Wednesday, April 22, 2015

Today at SCOTUS: Property Rights vs. USDA Crop Seizures The federal government seeks to confiscate raisins without paying just compensation to raisin farmers.

Reason reports:
According to the Fifth Amendment to the U.S. Constitution, the government must pay just compensation when it takes private property for a public use. Three years ago, in the case of Arkansas Game & Fish Commission v. United States, the U.S. Supreme Court reaffirmed that command, declaring that the government has a “categorical duty” to pay just compensation when it “physically takes possession of an interest in property.”

Yet according to the Obama administration, the Fifth Amendment places no substantive check on the federal government’s power to seize tens of thousands of tons of raisins without paying just compensation to raisin farmers. In oral argument this morning, the Supreme Court will consider the legality of that federal claim.

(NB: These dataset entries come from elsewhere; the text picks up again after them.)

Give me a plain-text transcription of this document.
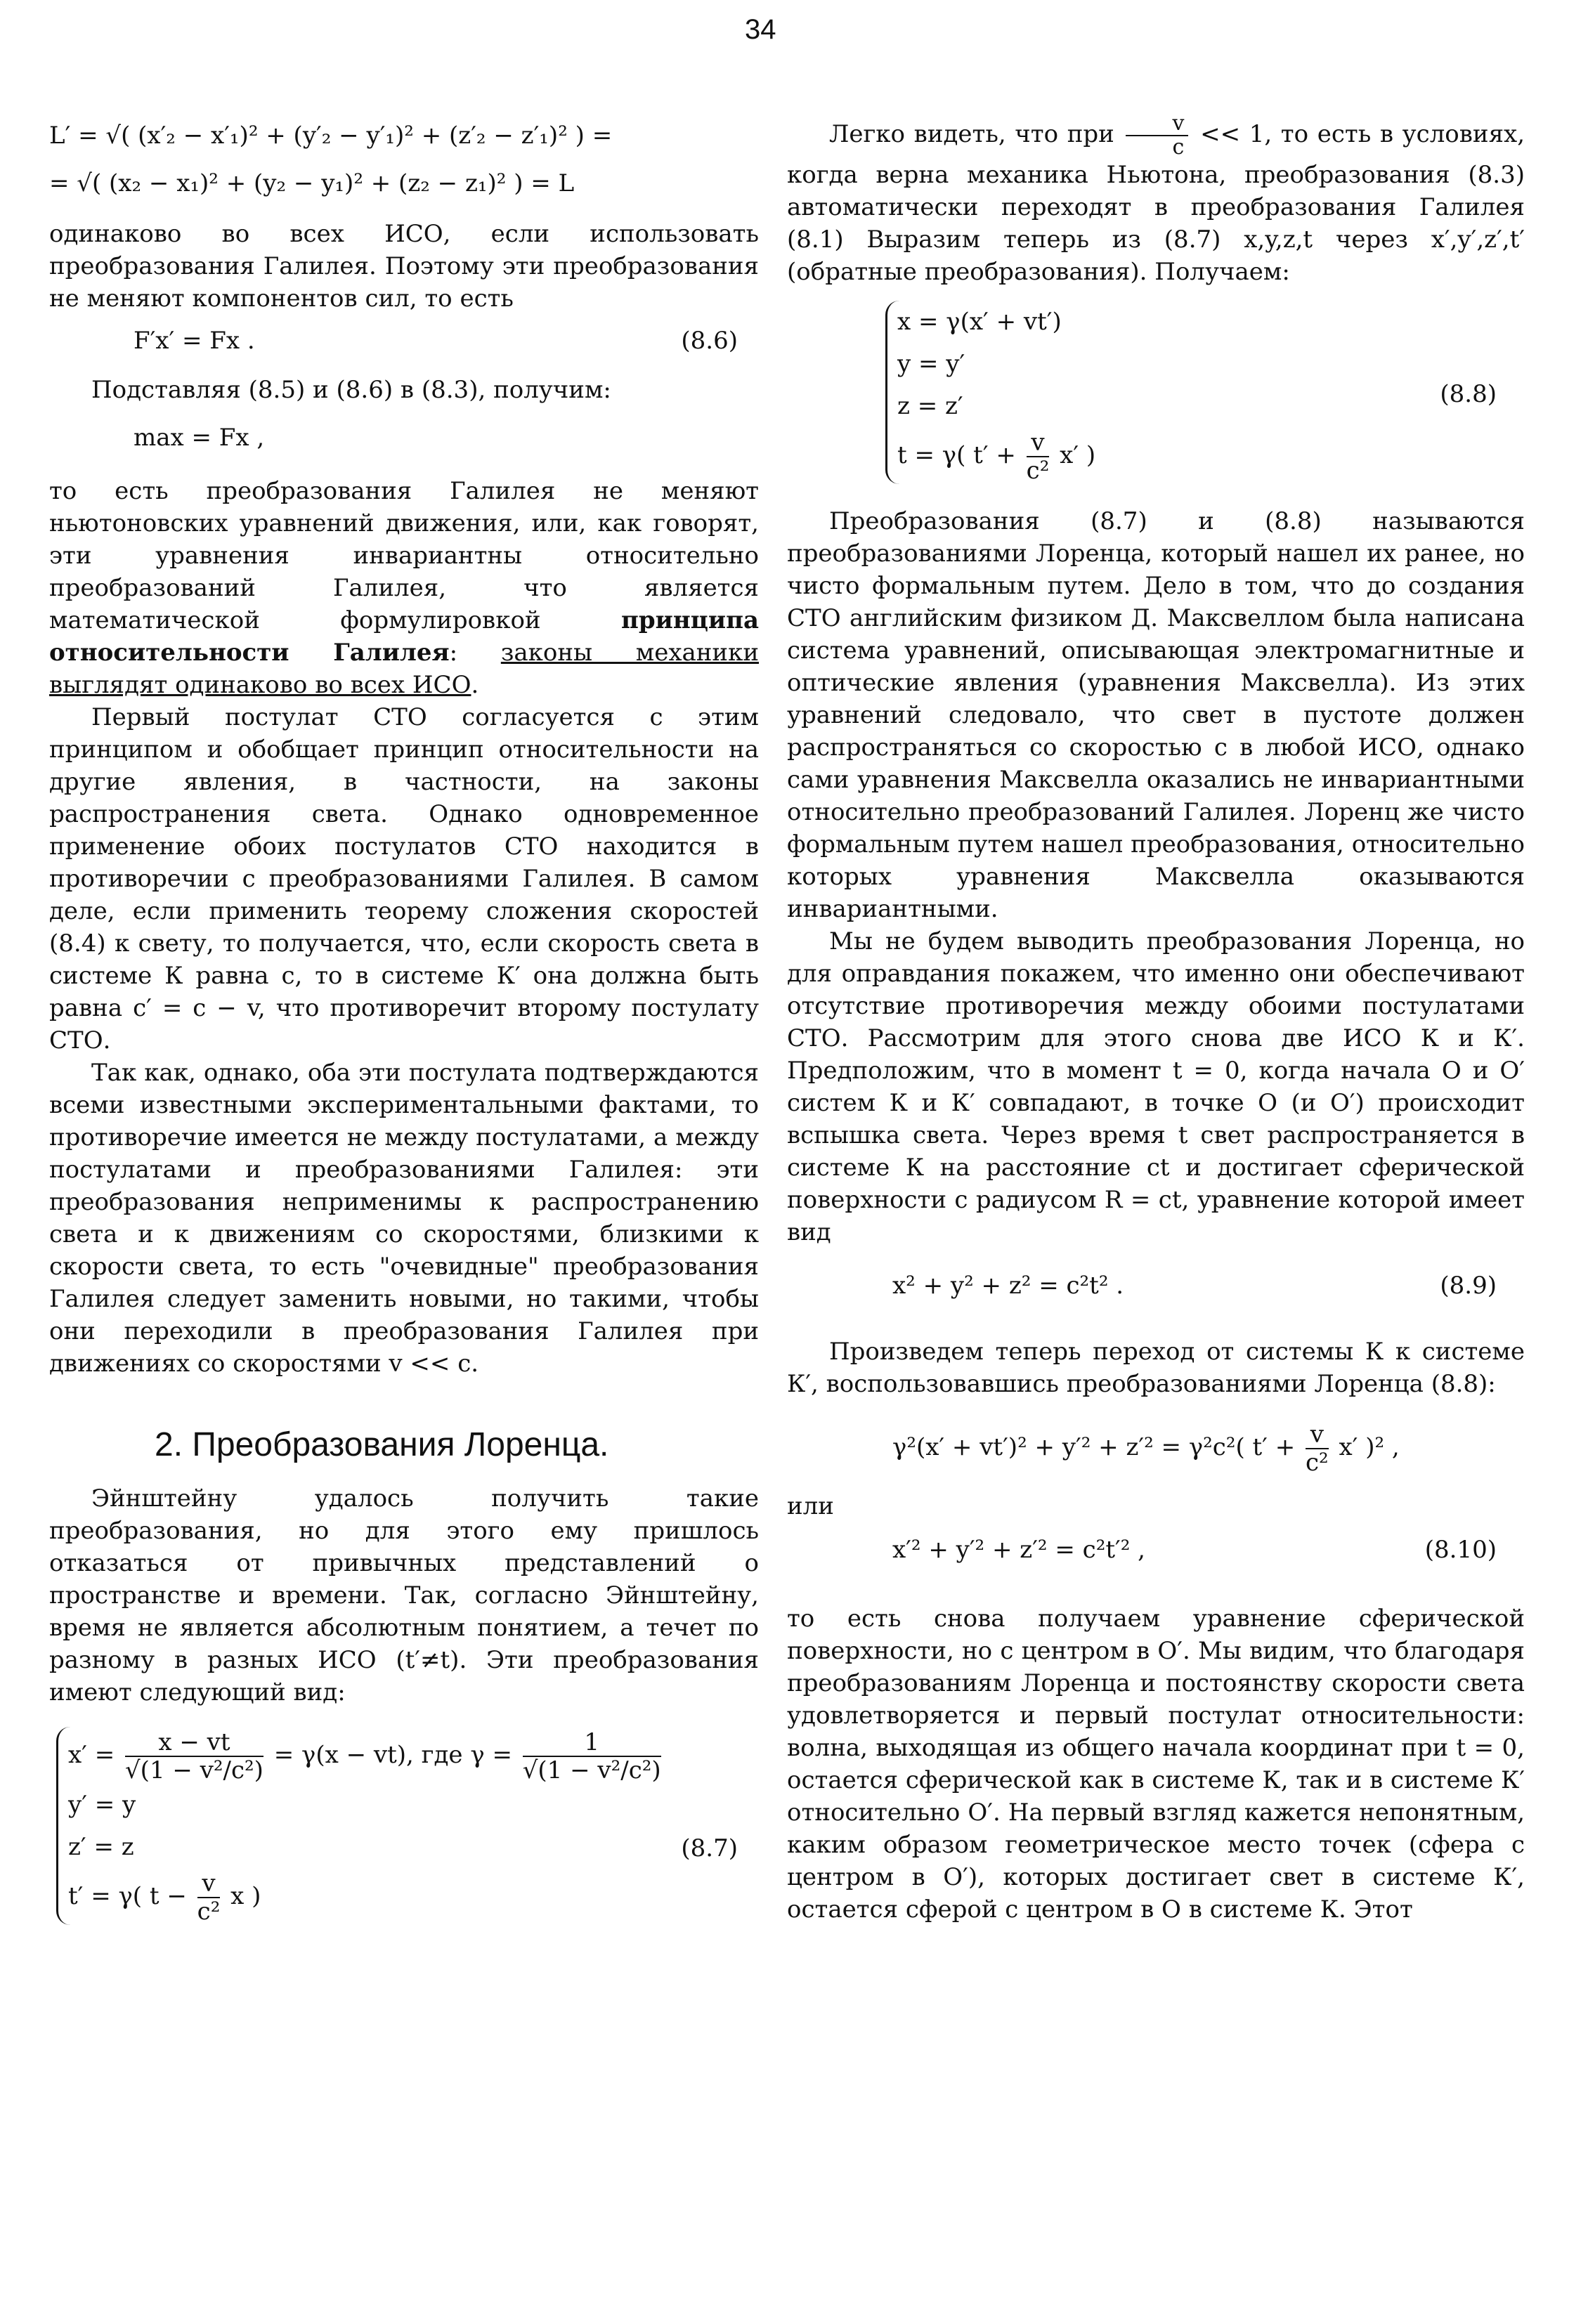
34
L′ = √( (x′₂ − x′₁)² + (y′₂ − y′₁)² + (z′₂ − z′₁)² ) =
= √( (x₂ − x₁)² + (y₂ − y₁)² + (z₂ − z₁)² ) = L

одинаково во всех ИСО, если использовать преобразования Галилея. Поэтому эти преобразования не меняют компонентов сил, то есть

F′x′ = Fx .	(8.6)

Подставляя (8.5) и (8.6) в (8.3), получим:

max = Fx ,

то есть преобразования Галилея не меняют ньютоновских уравнений движения, или, как говорят, эти уравнения инвариантны относительно преобразований Галилея, что является математической формулировкой принципа относительности Галилея: законы механики выглядят одинаково во всех ИСО.

Первый постулат СТО согласуется с этим принципом и обобщает принцип относительности на другие явления, в частности, на законы распространения света. Однако одновременное применение обоих постулатов СТО находится в противоречии с преобразованиями Галилея. В самом деле, если применить теорему сложения скоростей (8.4) к свету, то получается, что, если скорость света в системе К равна с, то в системе К′ она должна быть равна с′ = с − v, что противоречит второму постулату СТО.

Так как, однако, оба эти постулата подтверждаются всеми известными экспериментальными фактами, то противоречие имеется не между постулатами, а между постулатами и преобразованиями Галилея: эти преобразования неприменимы к распространению света и к движениям со скоростями, близкими к скорости света, то есть "очевидные" преобразования Галилея следует заменить новыми, но такими, чтобы они переходили в преобразования Галилея при движениях со скоростями v << c.

2. Преобразования Лоренца.

Эйнштейну удалось получить такие преобразования, но для этого ему пришлось отказаться от привычных представлений о пространстве и времени. Так, согласно Эйнштейну, время не является абсолютным понятием, а течет по разному в разных ИСО (t′≠t). Эти преобразования имеют следующий вид:

$x' = \frac{x - vt}{\text{√(1 − v²/c²)}} = \gamma(x - vt)$, где $\gamma = \frac{1}{\text{√(1 − v²/c²)}}$
y′ = y
z′ = z
t′ = γ( $t - \frac{v}{\text{c²}}$ x )
(8.7)

Легко видеть, что при $\frac{v}{c} << 1$, то есть в условиях, когда верна механика Ньютона, преобразования (8.3) автоматически переходят в преобразования Галилея (8.1) Выразим теперь из (8.7) x,y,z,t через x′,y′,z′,t′ (обратные преобразования). Получаем:

x = γ(x′ + vt′)
y = y′
z = z′
t = γ( $t' + \frac{v}{\text{c²}} x'$ )
(8.8)

Преобразования (8.7) и (8.8) называются преобразованиями Лоренца, который нашел их ранее, но чисто формальным путем. Дело в том, что до создания СТО английским физиком Д. Максвеллом была написана система уравнений, описывающая электромагнитные и оптические явления (уравнения Максвелла). Из этих уравнений следовало, что свет в пустоте должен распространяться со скоростью с в любой ИСО, однако сами уравнения Максвелла оказались не инвариантными относительно преобразований Галилея. Лоренц же чисто формальным путем нашел преобразования, относительно которых уравнения Максвелла оказываются инвариантными.

Мы не будем выводить преобразования Лоренца, но для оправдания покажем, что именно они обеспечивают отсутствие противоречия между обоими постулатами СТО. Рассмотрим для этого снова две ИСО К и К′. Предположим, что в момент t = 0, когда начала О и О′ систем К и К′ совпадают, в точке О (и О′) происходит вспышка света. Через время t свет распространяется в системе К на расстояние ct и достигает сферической поверхности с радиусом R = ct, уравнение которой имеет вид

x² + y² + z² = c²t² .	(8.9)

Произведем теперь переход от системы К к системе К′, воспользовавшись преобразованиями Лоренца (8.8):

γ²(x′ + vt′)² + y′² + z′² = γ²c²( $t' + \frac{v}{\text{c²}} x'$ )² ,
или
x′² + y′² + z′² = c²t′² ,	(8.10)

то есть снова получаем уравнение сферической поверхности, но с центром в О′. Мы видим, что благодаря преобразованиям Лоренца и постоянству скорости света удовлетворяется и первый постулат относительности: волна, выходящая из общего начала координат при t = 0, остается сферической как в системе К, так и в системе К′ относительно О′. На первый взгляд кажется непонятным, каким образом геометрическое место точек (сфера с центром в О′), которых достигает свет в системе К′, остается сферой с центром в О в системе К. Этот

At issue today in Horne v. United States Department of Agriculture is a federal regulatory scheme which dates back to the Agricultural Marketing Agreement Act of 1937, a New Deal law designed to raise agricultural prices by tightly controlling the amount of agricultural products that went to market. For raisin “handlers” such as family farmers Marvin and Laura Horne of California, what this means in practice is that each year they are required to turn over a certain percentage of their crop to the federal government, or else pay the government the dollar equivalent of that crop, plus certain fines. The federal government then enjoys exclusive control over those raisins, and may opt to sell them for export, or put them to other use, such as in school lunch programs. To put that in perspective, in 2002-2003, the Hornes and other farmers were told to hand over 30 percent of their raisin crop, which amounted to 89,000 tons. In return, the federal government paid nothing.
Isn't it long past time to get rid schemes to artificially limit the supply of raisins?